¶31 (concurring in dissent) — I concur in Chief Justice Utter’s well reasoned dissent, and I would extend it further. The majority improperly relies on the outcome of the underlying case as the basis for its decision.
¶32 This appeal is from a trial court ruling that predates any determination on the merits of the disciplinary action against Justice Sanders. The majority correctly states that the issue here is whether the State is required to defend a judge who is alleged to have committed an ethics violation, but it goes on to analyze the question of whether Justice Sanders was acting in his official capacity based upon the fact that a violation was committed: “[T]he determinative question for purposes of his entitlement to representation *176by the attorney general is whether Justice Sanders’ ethical violations were official acts.” Majority at 172 (emphasis added). But when Justice Sanders brought suit in superior court to compel the attorney general to represent him before the Commission on Judicial Conduct (Commission), there had been no determination that he had committed an ethics violation. The majority decides this case after Justice Sanders was disciplined — with facts that did not exist when the trial court made the ruling from which he appeals. In my judgment, this is the fundamental error that leads to Chief Justice Utter’s concern about the uncertainty of the law for future cases.
¶33 I agree with the majority that an official acts limitation on the attorney general’s duty to defend flows logically from RCW 43.10.030 to .040. But I cannot agree with the majority’s holding that RCW 43.10.040 never applies when a judge is charged with a violation of the Code of Judicial Conduct.11 The majority appears to hold that it is impossible to violate the Code without stepping outside a judge’s official capacity. If a memory lapse or arithmetic error results in exceeding the 90-day rule for announcing a decision, the majority would apparently conclude that the judge has stepped from official capacity to private life. Likewise, a judge who drowses on the bench would be acting entirely outside his or her official capacity. The holding is presented without analysis or citation to authority.
¶34 In deciding that Justice Sanders was not acting within his official capacity, the majority disregards the contrary rulings of the trial court,12 the Commission,13 and *177the Supreme Court.14 The statement that those tribunals did not consider and find that Justice Sanders was acting in his official capacity is strained and unconvincing. The sum total of the majority’s analysis is the unsupported conclusion that Justice Sanders’ ethics violations were not official acts. This conclusion does not satisfy the need for careful analysis, even if one assumes the attorney general has discretion about whether to defend a judge. And, in effect, the majority’s position allows the attorney general to initiate a misconduct complaint while exercising sole control over the accused judge’s access to a defense.
¶35 Finally, and most significantly in my view, the grant of unqualified discretion to the attorney general is beyond the province of the courts. Even though RCW 43.10.030 and .040 were enacted long before the Commission was created, the majority presumes to declare that the legislative intent of the statutes is applicable in the context of Commission proceedings. The plain language of RCW 43.10.040 provides that the attorney general shall represent all state officials before all administrative tribunals of any nature. The majority interprets this language to mean that the attorney general has discretion to decline both representation and reimbursement for defense costs, depending upon the outcome of disciplinary proceedings. Such a result may seem popular as an expression of disapproval for Justice Sanders’ conduct, but it is an unacceptable exercise of judicial activism.

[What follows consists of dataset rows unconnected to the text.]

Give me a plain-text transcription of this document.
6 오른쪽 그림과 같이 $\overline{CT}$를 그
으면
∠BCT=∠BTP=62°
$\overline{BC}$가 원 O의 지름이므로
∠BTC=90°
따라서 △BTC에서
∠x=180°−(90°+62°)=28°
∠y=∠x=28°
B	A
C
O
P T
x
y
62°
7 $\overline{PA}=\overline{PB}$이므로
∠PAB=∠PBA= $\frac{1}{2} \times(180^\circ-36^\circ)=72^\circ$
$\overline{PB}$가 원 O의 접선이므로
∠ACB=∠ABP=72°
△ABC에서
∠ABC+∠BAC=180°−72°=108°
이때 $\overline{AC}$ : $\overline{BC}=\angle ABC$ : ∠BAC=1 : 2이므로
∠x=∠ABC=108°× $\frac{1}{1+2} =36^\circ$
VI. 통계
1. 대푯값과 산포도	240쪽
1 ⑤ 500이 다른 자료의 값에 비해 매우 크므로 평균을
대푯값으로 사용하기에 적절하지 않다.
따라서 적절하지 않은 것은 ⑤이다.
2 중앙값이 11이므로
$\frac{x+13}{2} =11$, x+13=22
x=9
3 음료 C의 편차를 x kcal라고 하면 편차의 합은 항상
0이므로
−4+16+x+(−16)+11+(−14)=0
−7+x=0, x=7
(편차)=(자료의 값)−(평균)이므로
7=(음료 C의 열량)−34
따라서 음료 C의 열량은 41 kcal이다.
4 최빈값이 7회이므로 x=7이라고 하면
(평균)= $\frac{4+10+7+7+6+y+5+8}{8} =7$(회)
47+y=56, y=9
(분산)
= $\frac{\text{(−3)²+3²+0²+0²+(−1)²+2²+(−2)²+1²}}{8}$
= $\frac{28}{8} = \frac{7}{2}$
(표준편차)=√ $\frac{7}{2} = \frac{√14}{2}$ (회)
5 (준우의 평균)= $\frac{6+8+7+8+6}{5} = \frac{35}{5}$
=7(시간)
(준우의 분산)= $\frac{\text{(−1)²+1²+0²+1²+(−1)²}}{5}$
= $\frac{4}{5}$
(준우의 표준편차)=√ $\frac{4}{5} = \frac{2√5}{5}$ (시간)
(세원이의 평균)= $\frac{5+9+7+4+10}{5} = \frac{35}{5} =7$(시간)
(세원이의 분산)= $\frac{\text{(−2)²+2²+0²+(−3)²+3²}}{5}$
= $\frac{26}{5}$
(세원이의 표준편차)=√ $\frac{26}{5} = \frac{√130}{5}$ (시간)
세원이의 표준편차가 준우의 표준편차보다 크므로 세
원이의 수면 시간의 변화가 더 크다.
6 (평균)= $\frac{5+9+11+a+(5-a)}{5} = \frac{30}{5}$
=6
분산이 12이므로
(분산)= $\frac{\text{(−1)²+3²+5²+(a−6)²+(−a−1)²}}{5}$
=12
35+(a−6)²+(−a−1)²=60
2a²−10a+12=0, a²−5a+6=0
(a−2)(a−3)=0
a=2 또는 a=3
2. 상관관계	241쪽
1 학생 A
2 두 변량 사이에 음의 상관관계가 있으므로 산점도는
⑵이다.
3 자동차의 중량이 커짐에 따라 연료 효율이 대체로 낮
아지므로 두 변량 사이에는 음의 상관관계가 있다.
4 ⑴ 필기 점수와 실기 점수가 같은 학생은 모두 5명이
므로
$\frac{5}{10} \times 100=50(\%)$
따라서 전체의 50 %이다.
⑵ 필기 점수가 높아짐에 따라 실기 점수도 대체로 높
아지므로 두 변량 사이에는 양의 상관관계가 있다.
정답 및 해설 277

¶36 In my view, the majority goes far beyond the bounds of statutory construction and the examination of legislative intent. The only legislative history cited is to the effect that the legislature wanted to end the proliferation of attorneys hired by state agencies. That history does not speak to the defense of state officials who are sued individually and who should be protected from personal expense when they act in their official capacity. The proper approach is to allow the *178legislature to declare its own intent — either by amending the existing statute or by letting stand a decision in which the plain meaning of that statute is applied.
Utter, C.J. Pro Tem., and Berschauer and Hayes, JJ. Pro Tem., concur with Draper, J. Pro Tem.Reconsideration denied July 1, 2009.
Judge David R. Draper is serving as justice pro tempore of the Supreme Court pursuant to Washington Constitution article IV, section 2(a).
“Representation of a judge being disciplined for ethical violations is beyond the purpose of RCW 43.10.040.” Majority at 172.
The trial court found that “Justice Sanders was acting in his official capacity when he visited the special offender unit at McNeil Island.” Clerk’s Papers (CP) at 168. The State neither assigned error nor cross-appealed as to this finding.
The Commission stated, “All of the misconduct took place in the Justice’s official capacity.” Suppl. CP at 236.
“Justice Sanders’ actions were not simply undertaken as a private citizen, but rather within the context of his judicial duties.” In re Disciplinary Proceeding Against Sanders, 159 Wn.2d 517, 523, 145 P.3d 1208 (2006).